Monsieur Aznavour se montrait aussi particulièrement intéressant lorsqu’il explorait durant le premier tiers du film, le parcours du jeune Aznavourian, films d’immigré arménien ayant grandi dans les faubourgs parisiens, faisant ses premiers pas dans le music-hall à l’heure de l’occupation. Une jolie reconstitution, des pistes évoquées sur ses liens avec la résistance, les brimades vécues à cause de son teint basané et son air trop méditerranéen… Mais là encore, le film ne s’attarde pas. C’est qu’il y a encore beaucoup d’autres épisodes à raconter, d’anecdotes et de chansons mythiques à illustrer et de grandes figures de l’histoire à croiser : un festival de name-droping aussi inutile qu’embarrassant. Comme beaucoup trop de biopics de ces dernières années, celui-ci veut tout raconter et finalement ne raconte pas grand-chose, ne pouvant s’appuyer sur aucun point de vue, sur aucune véritable direction. Accumulation de saynètes, de personnages qui ne font que passer, de détails biographiques qui au-delà de l’habituelle hagiographie (la famille veille au grain) laisse la cible du film à distance. La proposition des auteurs de Patients et La Vie Scolaire confond ainsi illustrer et comprendre, raconter et s’approprier. Ainsi malgré un scénario qui délivrent tout de même des informations régulièrement intéressantes et permet de connaitre un peu mieux la vie de ce grand bonhomme, le spectateur n’a jamais l’impression d’apprendre à le connaitre, d’aller au-delà de cette image glacée déjà bien incarnée dans les médias et les émissions TV hommage.
A ce titre, l’interprétation du pourtant très bon Tahar Rahim est un cas d’école, noyé sous quelques couches de maquillages, quelques effets numériques de de-aging pour les premières années, elle imite plus qu’elle n’incarne, reprenant de manière rigide et caricaturale intonations de la voies, mimiques et tics du chanteur, ajoutant encore une distance avec le sujet.
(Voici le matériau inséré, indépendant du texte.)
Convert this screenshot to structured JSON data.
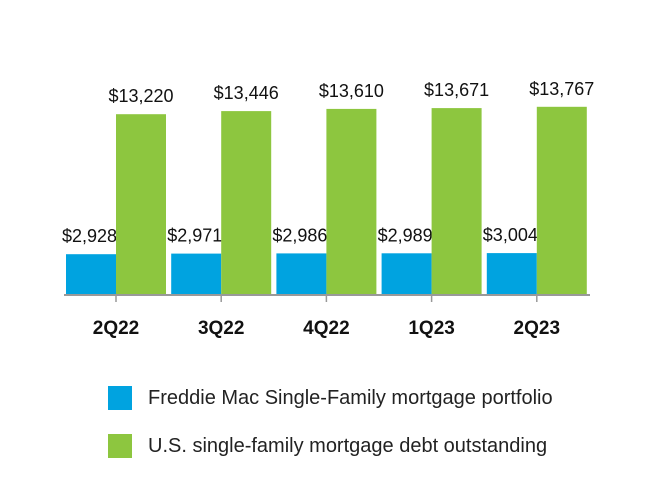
{
  "chart_data": {
    "type": "bar",
    "categories": [
      "2Q22",
      "3Q22",
      "4Q22",
      "1Q23",
      "2Q23"
    ],
    "series": [
      {
        "name": "Freddie Mac Single-Family mortgage portfolio",
        "color": "#00a3e0",
        "values": [
          2928,
          2971,
          2986,
          2989,
          3004
        ],
        "labels": [
          "$2,928",
          "$2,971",
          "$2,986",
          "$2,989",
          "$3,004"
        ]
      },
      {
        "name": "U.S. single-family mortgage debt outstanding",
        "color": "#8dc63f",
        "values": [
          13220,
          13446,
          13610,
          13671,
          13767
        ],
        "labels": [
          "$13,220",
          "$13,446",
          "$13,610",
          "$13,671",
          "$13,767"
        ]
      }
    ],
    "ylim": [
      0,
      14000
    ],
    "grid": false,
    "legend_position": "bottom"
  }
}
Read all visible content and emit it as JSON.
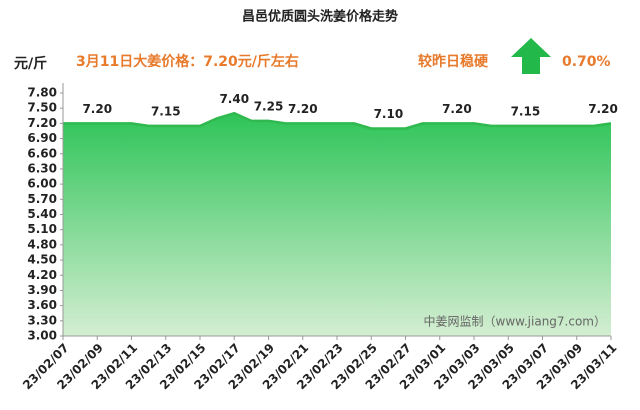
{
  "chart_data": {
    "type": "area_line",
    "title": "昌邑优质圆头洗姜价格走势",
    "y_label": "元/斤",
    "annotations": [
      "3月11日大姜价格：7.20元/斤左右",
      "较昨日稳硬",
      "0.70%"
    ],
    "watermark": "中姜网监制（www.jiang7.com）",
    "categories": [
      "23/02/07",
      null,
      "23/02/09",
      null,
      "23/02/11",
      null,
      "23/02/13",
      null,
      "23/02/15",
      null,
      "23/02/17",
      null,
      "23/02/19",
      null,
      "23/02/21",
      null,
      "23/02/23",
      null,
      "23/02/25",
      null,
      "23/02/27",
      null,
      "23/03/01",
      null,
      "23/03/03",
      null,
      "23/03/05",
      null,
      "23/03/07",
      null,
      "23/03/09",
      null,
      "23/03/11"
    ],
    "values": [
      7.2,
      7.2,
      7.2,
      7.2,
      7.2,
      7.15,
      7.15,
      7.15,
      7.15,
      7.3,
      7.4,
      7.25,
      7.25,
      7.2,
      7.2,
      7.2,
      7.2,
      7.2,
      7.1,
      7.1,
      7.1,
      7.2,
      7.2,
      7.2,
      7.2,
      7.15,
      7.15,
      7.15,
      7.15,
      7.15,
      7.15,
      7.15,
      7.2
    ],
    "value_labels": [
      null,
      null,
      "7.20",
      null,
      null,
      null,
      "7.15",
      null,
      null,
      null,
      "7.40",
      null,
      "7.25",
      null,
      "7.20",
      null,
      null,
      null,
      null,
      "7.10",
      null,
      null,
      null,
      "7.20",
      null,
      null,
      null,
      "7.15",
      null,
      null,
      null,
      null,
      "7.20"
    ],
    "color": "#2fb94e",
    "ylim": [
      3,
      7.8
    ],
    "yticks": [
      {
        "value": 3,
        "label": "3.00"
      },
      {
        "value": 3.3,
        "label": "3.30"
      },
      {
        "value": 3.6,
        "label": "3.60"
      },
      {
        "value": 3.9,
        "label": "3.90"
      },
      {
        "value": 4.2,
        "label": "4.20"
      },
      {
        "value": 4.5,
        "label": "4.50"
      },
      {
        "value": 4.8,
        "label": "4.80"
      },
      {
        "value": 5.1,
        "label": "5.10"
      },
      {
        "value": 5.4,
        "label": "5.40"
      },
      {
        "value": 5.7,
        "label": "5.70"
      },
      {
        "value": 6,
        "label": "6.00"
      },
      {
        "value": 6.3,
        "label": "6.30"
      },
      {
        "value": 6.6,
        "label": "6.60"
      },
      {
        "value": 6.9,
        "label": "6.90"
      },
      {
        "value": 7.2,
        "label": "7.20"
      },
      {
        "value": 7.5,
        "label": "7.50"
      },
      {
        "value": 7.8,
        "label": "7.80"
      }
    ],
    "grid": false
  }
}
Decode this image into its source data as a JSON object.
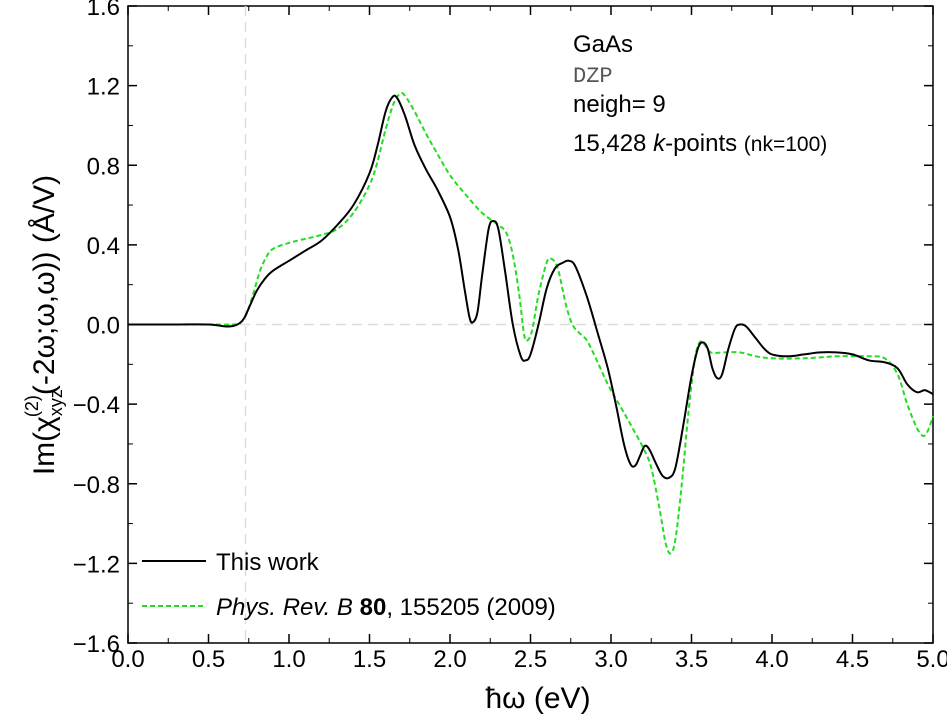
{
  "chart_data": {
    "type": "line",
    "xlabel": "ħω (eV)",
    "ylabel_parts": {
      "prefix": "Im(χ",
      "sub": "xyz",
      "sup": "(2)",
      "suffix": "(-2ω;ω,ω)) (Å/V)"
    },
    "xlim": [
      0.0,
      5.0
    ],
    "ylim": [
      -1.6,
      1.6
    ],
    "xticks": [
      "0.0",
      "0.5",
      "1.0",
      "1.5",
      "2.0",
      "2.5",
      "3.0",
      "3.5",
      "4.0",
      "4.5",
      "5.0"
    ],
    "yticks": [
      "1.6",
      "1.2",
      "0.8",
      "0.4",
      "0.0",
      "−0.4",
      "−0.8",
      "−1.2",
      "−1.6"
    ],
    "reference_lines": {
      "zero_line_y": 0.0,
      "vertical_x": 0.73
    },
    "annotations": {
      "material": "GaAs",
      "basis": "DZP",
      "neigh": "neigh= 9",
      "kpoints_count": "15,428",
      "kpoints_label": "k",
      "kpoints_suffix": "-points",
      "kpoints_nk": "(nk=100)"
    },
    "legend": {
      "position": "bottom-left",
      "entries": [
        {
          "label": "This work",
          "color": "#000000",
          "dash": "solid"
        },
        {
          "label_italic": "Phys. Rev. B",
          "label_bold": "80",
          "label_rest": ", 155205 (2009)",
          "color": "#22dd22",
          "dash": "dashed"
        }
      ]
    },
    "series": [
      {
        "name": "This work",
        "color": "#000000",
        "points": [
          [
            0.0,
            0.0
          ],
          [
            0.3,
            0.0
          ],
          [
            0.5,
            0.0
          ],
          [
            0.62,
            -0.01
          ],
          [
            0.68,
            0.0
          ],
          [
            0.72,
            0.03
          ],
          [
            0.76,
            0.1
          ],
          [
            0.8,
            0.17
          ],
          [
            0.85,
            0.23
          ],
          [
            0.9,
            0.27
          ],
          [
            1.0,
            0.32
          ],
          [
            1.1,
            0.37
          ],
          [
            1.2,
            0.42
          ],
          [
            1.3,
            0.5
          ],
          [
            1.4,
            0.6
          ],
          [
            1.5,
            0.76
          ],
          [
            1.55,
            0.9
          ],
          [
            1.6,
            1.07
          ],
          [
            1.64,
            1.14
          ],
          [
            1.67,
            1.14
          ],
          [
            1.72,
            1.05
          ],
          [
            1.78,
            0.9
          ],
          [
            1.85,
            0.78
          ],
          [
            1.92,
            0.68
          ],
          [
            2.0,
            0.54
          ],
          [
            2.05,
            0.38
          ],
          [
            2.09,
            0.18
          ],
          [
            2.12,
            0.04
          ],
          [
            2.14,
            0.01
          ],
          [
            2.17,
            0.06
          ],
          [
            2.2,
            0.25
          ],
          [
            2.24,
            0.48
          ],
          [
            2.27,
            0.52
          ],
          [
            2.3,
            0.48
          ],
          [
            2.34,
            0.28
          ],
          [
            2.39,
            0.0
          ],
          [
            2.44,
            -0.16
          ],
          [
            2.47,
            -0.18
          ],
          [
            2.5,
            -0.15
          ],
          [
            2.55,
            0.0
          ],
          [
            2.6,
            0.18
          ],
          [
            2.65,
            0.28
          ],
          [
            2.7,
            0.31
          ],
          [
            2.74,
            0.32
          ],
          [
            2.78,
            0.29
          ],
          [
            2.85,
            0.14
          ],
          [
            2.92,
            -0.05
          ],
          [
            2.98,
            -0.22
          ],
          [
            3.03,
            -0.4
          ],
          [
            3.08,
            -0.6
          ],
          [
            3.12,
            -0.7
          ],
          [
            3.15,
            -0.71
          ],
          [
            3.18,
            -0.66
          ],
          [
            3.21,
            -0.61
          ],
          [
            3.24,
            -0.63
          ],
          [
            3.28,
            -0.7
          ],
          [
            3.32,
            -0.76
          ],
          [
            3.36,
            -0.77
          ],
          [
            3.4,
            -0.72
          ],
          [
            3.45,
            -0.5
          ],
          [
            3.5,
            -0.26
          ],
          [
            3.54,
            -0.12
          ],
          [
            3.57,
            -0.09
          ],
          [
            3.6,
            -0.12
          ],
          [
            3.63,
            -0.22
          ],
          [
            3.66,
            -0.27
          ],
          [
            3.69,
            -0.25
          ],
          [
            3.73,
            -0.12
          ],
          [
            3.77,
            -0.02
          ],
          [
            3.8,
            0.0
          ],
          [
            3.84,
            -0.01
          ],
          [
            3.9,
            -0.07
          ],
          [
            3.95,
            -0.12
          ],
          [
            4.0,
            -0.15
          ],
          [
            4.1,
            -0.16
          ],
          [
            4.2,
            -0.15
          ],
          [
            4.3,
            -0.14
          ],
          [
            4.4,
            -0.14
          ],
          [
            4.5,
            -0.15
          ],
          [
            4.6,
            -0.18
          ],
          [
            4.7,
            -0.19
          ],
          [
            4.78,
            -0.22
          ],
          [
            4.84,
            -0.3
          ],
          [
            4.9,
            -0.34
          ],
          [
            4.95,
            -0.33
          ],
          [
            5.0,
            -0.35
          ]
        ]
      },
      {
        "name": "Phys. Rev. B 80, 155205 (2009)",
        "color": "#22dd22",
        "points": [
          [
            0.0,
            0.0
          ],
          [
            0.3,
            0.0
          ],
          [
            0.5,
            0.0
          ],
          [
            0.65,
            0.0
          ],
          [
            0.7,
            0.01
          ],
          [
            0.74,
            0.06
          ],
          [
            0.78,
            0.16
          ],
          [
            0.82,
            0.27
          ],
          [
            0.86,
            0.34
          ],
          [
            0.9,
            0.38
          ],
          [
            1.0,
            0.41
          ],
          [
            1.1,
            0.43
          ],
          [
            1.2,
            0.45
          ],
          [
            1.3,
            0.48
          ],
          [
            1.4,
            0.56
          ],
          [
            1.5,
            0.7
          ],
          [
            1.55,
            0.82
          ],
          [
            1.6,
            0.98
          ],
          [
            1.65,
            1.11
          ],
          [
            1.69,
            1.16
          ],
          [
            1.72,
            1.15
          ],
          [
            1.78,
            1.07
          ],
          [
            1.85,
            0.96
          ],
          [
            1.92,
            0.86
          ],
          [
            2.0,
            0.75
          ],
          [
            2.1,
            0.65
          ],
          [
            2.2,
            0.56
          ],
          [
            2.3,
            0.5
          ],
          [
            2.35,
            0.46
          ],
          [
            2.39,
            0.35
          ],
          [
            2.43,
            0.15
          ],
          [
            2.46,
            -0.05
          ],
          [
            2.48,
            -0.08
          ],
          [
            2.51,
            -0.03
          ],
          [
            2.55,
            0.15
          ],
          [
            2.6,
            0.31
          ],
          [
            2.63,
            0.33
          ],
          [
            2.67,
            0.28
          ],
          [
            2.72,
            0.1
          ],
          [
            2.76,
            0.0
          ],
          [
            2.8,
            -0.04
          ],
          [
            2.85,
            -0.08
          ],
          [
            2.9,
            -0.16
          ],
          [
            2.98,
            -0.3
          ],
          [
            3.05,
            -0.4
          ],
          [
            3.12,
            -0.5
          ],
          [
            3.2,
            -0.62
          ],
          [
            3.25,
            -0.72
          ],
          [
            3.3,
            -0.92
          ],
          [
            3.34,
            -1.1
          ],
          [
            3.37,
            -1.15
          ],
          [
            3.4,
            -1.08
          ],
          [
            3.44,
            -0.8
          ],
          [
            3.48,
            -0.45
          ],
          [
            3.52,
            -0.18
          ],
          [
            3.55,
            -0.09
          ],
          [
            3.58,
            -0.1
          ],
          [
            3.62,
            -0.14
          ],
          [
            3.7,
            -0.14
          ],
          [
            3.8,
            -0.14
          ],
          [
            3.9,
            -0.16
          ],
          [
            4.0,
            -0.17
          ],
          [
            4.2,
            -0.17
          ],
          [
            4.4,
            -0.16
          ],
          [
            4.6,
            -0.16
          ],
          [
            4.7,
            -0.17
          ],
          [
            4.78,
            -0.25
          ],
          [
            4.84,
            -0.4
          ],
          [
            4.9,
            -0.52
          ],
          [
            4.94,
            -0.56
          ],
          [
            4.97,
            -0.53
          ],
          [
            5.0,
            -0.46
          ]
        ]
      }
    ]
  }
}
Pour le coup, on sera nettement plus séduit par la finesse plus sentimentale de Bastien Bouillon en Pierre Roche (camarade de chant qui sera laissé sur le bord du chemin) et par une Marie-Julie Baup absolument réjouissante en Edit Piaf, à la fois vacharde et bienveillante. Eux au moins réussissent à s’extraire par quelques dialogues, quelques regards, de cette vitrine trop lustrée et trop brillante.
Image
Images léchées et numérique limpide donnent forcément un Bluray de très belle qualité. Pathé fournit un master lumineux et pointu, délivrant un piqué profond et un relief aussi naturel qu’harmonieux. Les lumières, souvent chaudes et nostalgiques, affirment une palette étendue et des contrastes toujours bien dessinés. Les scènes sombres (dans les cabarets par exemple) restent toujours précises sans décrochage, tandis que la définition fait preuve d’une solidité admirable. Carré.
Son
Une seule piste sonore est proposée pour l’édition, du Dolby Atmos. Il était effectivement indispensable pour profiter pleinement du travail sonore impressionnant du film, du mariage entre les voix de Tahar Rahim et Aznavour, des différentes performances scéniques ou extradiégétiques, ou des diverses ambiances reconstituées avec beaucoup de chaleur. Le mixage fourmille de détail et de naturel, se développant généreusement sur tout le panel d’enceintes avec une belle fluidité.
Interactivité
Étonnement pas de making of ou de documentaire revenant sur la vie du chanteur, Monsieur Aznavour est accompagné uniquement d’une version filmée du Podcast Séance tenante consacré au film. Enregistré à l’occasion d’une première publique du film, elle permet surtout de retrouver les deux réalisateurs et l’acteur principal pour une longue interview croisée. Chacun y revient sur son lien avec Aznavour, les origines du film, l’implication très tôt de Tahar Rahim jusque dans l’écriture, les motivations du film et le regard porté sur l’artiste. Il y est même question d’un premier montage dépassant les trois heures et qui approfondissait, entre autres, la longue carrière cinéma d’Aznavour. Une bonne atmosphère pour cette rencontre et des propos sincères.
Liste des bonus
« Séance tenante » : Masterclass de Mehdi Idir, Grand Corps Malade et Tahar Rahim (50’).